Poster presentation | Open | Published:
Diabetes mellitus is an independent predictor of right ventricular dysfunction
Journal of Cardiovascular Magnetic Resonancevolume 17, Article number: P147 (2015)
The World Health Organization estimates that diabetes mellitus (DM) affects 347 million people worldwide and will be the 7th leading cause of death by 2030. Right ventricular (RV) myocardial infarction and subsequent dysfunction complicating STEMI is independently associated with a higher mortality. Emerging research suggests that mechanisms for RV dysfunction may be different than those governing left ventricular dysfunction. The relationship between DM and RV dysfunction is currently unknown. The primary purpose of this study was to determine whether DM is an independent predictor for the development of right ventricular dysfunction.
106 patients post primary percutaneous coronary intervention for STEMI were enrolled in this study between the years 2009-2013. Each patient had a cardiac MRI done on a on a 1.5T scanner within 48-72 hours of admission. Cardiac function was determined using contiguous short axis slices covering the left and right ventricle acquired with a standard SSFP sequence. RV dysfunction was defined as an MRI derived RVEF <50%. Univariate analyses were performed using the chi square, fisher's exact test, t-test, or Wilcoxon rank sum test as appropriate. Subsequently, multivariable logistic regression analysis was done in order to determine if the presence of DM was independently predictive of RV dysfunction. Predictor variables with a p value <0.25 in the univariate analysis were included in the multivariable model.

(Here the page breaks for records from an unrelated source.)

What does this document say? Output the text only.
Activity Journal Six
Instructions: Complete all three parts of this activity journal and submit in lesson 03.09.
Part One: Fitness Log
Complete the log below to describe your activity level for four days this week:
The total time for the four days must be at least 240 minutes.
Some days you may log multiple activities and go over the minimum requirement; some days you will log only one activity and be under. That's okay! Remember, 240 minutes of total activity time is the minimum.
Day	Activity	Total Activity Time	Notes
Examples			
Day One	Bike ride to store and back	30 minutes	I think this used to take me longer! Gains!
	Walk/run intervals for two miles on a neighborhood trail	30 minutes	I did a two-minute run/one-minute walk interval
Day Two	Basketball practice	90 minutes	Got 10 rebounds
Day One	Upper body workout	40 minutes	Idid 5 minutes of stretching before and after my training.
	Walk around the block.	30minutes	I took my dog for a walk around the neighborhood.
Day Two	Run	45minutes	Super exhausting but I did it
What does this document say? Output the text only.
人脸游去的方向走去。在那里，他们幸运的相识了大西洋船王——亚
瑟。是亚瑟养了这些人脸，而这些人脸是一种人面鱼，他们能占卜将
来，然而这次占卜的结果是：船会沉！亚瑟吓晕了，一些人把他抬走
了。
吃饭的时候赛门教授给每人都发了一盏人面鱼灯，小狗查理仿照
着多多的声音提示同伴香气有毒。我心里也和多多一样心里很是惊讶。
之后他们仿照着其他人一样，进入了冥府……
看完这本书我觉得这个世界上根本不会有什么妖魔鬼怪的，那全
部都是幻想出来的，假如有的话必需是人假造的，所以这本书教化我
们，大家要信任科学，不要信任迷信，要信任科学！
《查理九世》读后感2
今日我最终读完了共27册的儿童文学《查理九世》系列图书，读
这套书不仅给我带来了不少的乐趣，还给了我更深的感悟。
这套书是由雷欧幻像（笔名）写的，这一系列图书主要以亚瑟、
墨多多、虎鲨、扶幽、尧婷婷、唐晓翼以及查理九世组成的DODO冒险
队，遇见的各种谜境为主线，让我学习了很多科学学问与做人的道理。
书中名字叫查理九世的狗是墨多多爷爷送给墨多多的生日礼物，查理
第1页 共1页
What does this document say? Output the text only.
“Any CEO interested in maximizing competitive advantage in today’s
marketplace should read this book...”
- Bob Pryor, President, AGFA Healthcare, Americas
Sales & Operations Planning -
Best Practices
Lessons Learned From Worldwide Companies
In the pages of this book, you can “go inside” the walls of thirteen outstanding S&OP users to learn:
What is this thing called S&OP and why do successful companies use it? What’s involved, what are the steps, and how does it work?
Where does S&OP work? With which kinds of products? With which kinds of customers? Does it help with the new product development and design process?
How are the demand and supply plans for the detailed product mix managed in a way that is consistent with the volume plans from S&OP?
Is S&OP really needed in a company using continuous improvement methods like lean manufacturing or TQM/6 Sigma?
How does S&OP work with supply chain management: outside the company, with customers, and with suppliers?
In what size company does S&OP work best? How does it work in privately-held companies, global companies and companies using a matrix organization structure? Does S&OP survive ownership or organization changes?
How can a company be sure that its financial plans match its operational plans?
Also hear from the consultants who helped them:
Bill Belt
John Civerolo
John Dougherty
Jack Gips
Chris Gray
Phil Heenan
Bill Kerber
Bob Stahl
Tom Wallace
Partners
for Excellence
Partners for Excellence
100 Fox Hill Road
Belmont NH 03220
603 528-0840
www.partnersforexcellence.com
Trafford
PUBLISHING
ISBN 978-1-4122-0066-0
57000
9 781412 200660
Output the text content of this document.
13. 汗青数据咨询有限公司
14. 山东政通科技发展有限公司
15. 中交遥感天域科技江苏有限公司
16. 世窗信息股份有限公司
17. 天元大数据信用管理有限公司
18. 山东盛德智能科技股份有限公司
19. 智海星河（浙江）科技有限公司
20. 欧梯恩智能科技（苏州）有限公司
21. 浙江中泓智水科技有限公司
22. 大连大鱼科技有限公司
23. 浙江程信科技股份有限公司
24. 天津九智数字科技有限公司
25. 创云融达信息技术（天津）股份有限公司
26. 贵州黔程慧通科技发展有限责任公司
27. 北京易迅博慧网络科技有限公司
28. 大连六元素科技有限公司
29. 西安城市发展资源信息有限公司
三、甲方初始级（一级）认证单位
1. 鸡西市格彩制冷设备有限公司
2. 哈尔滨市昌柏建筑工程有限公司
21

Median age of our entire patient population was 58 years (IQR 53, 67). 30% of the patients had diabetes, 44% had hypertension, 42% were active smokers and 32% had dyslipidemia. Out of 99 patients for which RV data was available, 40 had RVMIs and 59 did not (see Table 1). The presence of DM was found to be associated with a significantly higher percentage of patients with RV dysfunction (45% for patients with DM vs. 22% for patients without DM, p=0.03). There was no significant difference in age, hypertension, smoking status, dyslipidemia, serum creatinine or peak CK levels between the two groups. After adjusting for other factors, presence of DM remained an independent predictor for the development of RV dysfunction (OR 2.78, 95%CI 1.12, 6.87, p=0.03, see Table 2).
The presence of DM is an independent predictor for the development of RV dysfunction post STEMI. In fact, its presence was associated with an approximately 3 fold greater odds of developing RV dysfunction. No other major cardiovascular risk factors were independently associated with the development of RV dysfunction in our cohort.
Research support for this project was provided by GE healthcare and the Ontario Research Fund.